In the United States, conservative columnist Rod Dreher wrote on his widely read religion blog "I wouldn't have guessed that, given his reputation, a man like (Cardinal) Schoenborn would have stood for this abomination for half a second."

The museum took down the Last Supper piece at Cardinal Schoenborn's request just over a week after the 'Religion, Flesh and Power' exhibition opened, leaving a blank black wall at the entrance to the display.

"This has nothing to do with censorship, rather corresponds with the understood "reverence for the sacred," the Cardinal's spokesman said in a statement.

"It is also an act of respect towards those believers who feel this portrayal offended and provoked them in their deepest religious sensitivity."

The diocese says the museum's decision to show Hrdlicka's work does not mean it identifies with everything it portrays.

Hrdlicka agrees but points out that the Last Supper piece was not intended as a swipe at the Catholic Church.

"There was such a reaction to its physicality. For me it was quite surprising the museum wanted to show the piece in the first place," he told Reuters by telephone.

"If the Cathedral Museum is having problems now, it's not really my affair, it's for the Cathedral Museum to deal with." He said overall he was pleased with the display and praised the director for being "strong".

A communist and atheist, Hrdlicka has said the Bible is the most thrilling book he has ever read and that religious imagery forms a central core to his work.

Boehler says the angry emails he has received remind him of how some reacted to Mel Gibson's 2004 film "The Passion of The Christ". In his opinion, critics of the film's violence and physicality also missed the point.

"The Crucifixion was brutal and it would be a lie to say everything in our world is nice," he said, pointing out that Hrdlicka is an anti-war activist who has seen the effects of Nazism and violence first hand.

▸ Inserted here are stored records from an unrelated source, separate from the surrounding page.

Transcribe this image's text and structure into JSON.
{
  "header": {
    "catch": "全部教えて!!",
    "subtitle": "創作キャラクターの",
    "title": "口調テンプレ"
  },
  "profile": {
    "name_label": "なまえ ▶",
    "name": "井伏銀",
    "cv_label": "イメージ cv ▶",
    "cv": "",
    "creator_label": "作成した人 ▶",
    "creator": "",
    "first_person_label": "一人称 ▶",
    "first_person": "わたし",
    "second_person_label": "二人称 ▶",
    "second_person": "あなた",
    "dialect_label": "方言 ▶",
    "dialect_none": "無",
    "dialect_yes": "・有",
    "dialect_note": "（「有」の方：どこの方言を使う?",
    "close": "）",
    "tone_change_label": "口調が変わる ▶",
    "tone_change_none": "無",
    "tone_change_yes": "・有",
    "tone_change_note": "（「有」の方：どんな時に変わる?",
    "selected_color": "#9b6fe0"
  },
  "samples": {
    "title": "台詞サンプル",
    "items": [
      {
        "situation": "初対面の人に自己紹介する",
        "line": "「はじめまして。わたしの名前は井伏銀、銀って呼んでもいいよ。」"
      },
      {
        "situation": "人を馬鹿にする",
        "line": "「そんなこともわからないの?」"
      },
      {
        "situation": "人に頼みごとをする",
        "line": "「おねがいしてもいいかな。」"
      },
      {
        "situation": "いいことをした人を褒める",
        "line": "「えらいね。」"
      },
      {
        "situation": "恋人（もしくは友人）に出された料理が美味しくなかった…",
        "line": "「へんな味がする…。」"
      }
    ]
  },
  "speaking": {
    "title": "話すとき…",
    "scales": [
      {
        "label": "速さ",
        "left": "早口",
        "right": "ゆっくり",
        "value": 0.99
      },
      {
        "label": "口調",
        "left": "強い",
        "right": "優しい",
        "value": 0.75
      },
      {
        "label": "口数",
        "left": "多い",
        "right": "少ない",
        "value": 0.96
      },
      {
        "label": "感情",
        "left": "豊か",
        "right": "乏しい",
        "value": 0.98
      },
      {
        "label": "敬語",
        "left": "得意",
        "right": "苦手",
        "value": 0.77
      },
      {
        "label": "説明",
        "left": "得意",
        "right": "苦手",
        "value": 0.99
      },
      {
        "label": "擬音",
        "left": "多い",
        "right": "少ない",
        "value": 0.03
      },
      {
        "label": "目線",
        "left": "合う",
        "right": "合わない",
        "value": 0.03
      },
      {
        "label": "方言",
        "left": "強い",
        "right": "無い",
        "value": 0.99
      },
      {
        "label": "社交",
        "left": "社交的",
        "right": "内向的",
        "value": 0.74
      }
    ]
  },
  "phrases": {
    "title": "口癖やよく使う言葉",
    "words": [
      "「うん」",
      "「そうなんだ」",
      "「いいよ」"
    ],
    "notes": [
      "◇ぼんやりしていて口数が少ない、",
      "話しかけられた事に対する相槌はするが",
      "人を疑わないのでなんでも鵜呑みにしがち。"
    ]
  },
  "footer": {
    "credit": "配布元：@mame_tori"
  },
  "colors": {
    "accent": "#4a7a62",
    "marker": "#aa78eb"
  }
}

"We in Europe have been affected by this and it influences how we see (Hrdlicka's) work."

Boehler, like Hrdlicka, says the art debate can be compared to the Danish cartoon row, where an image of the Prophet Mohammad with a bomb in his turban enraged some in the Muslim world who saw it as blasphemous.

The angry reaction to Hrdlicka's work has only been verbal and the museum says some Christians have been balanced and support the exhibition, despite disagreeing with the artist's approach.

Curator Martina Judt said the exhibition was meant to prompt this kind of balanced reaction. The museum wanted to show that controversial works inspired by religious imagery can be discussed without taboo.

"People have said the Catholic Church has become a lot more liberal," she said. "But in the end, the reactions show this perhaps isn't the case."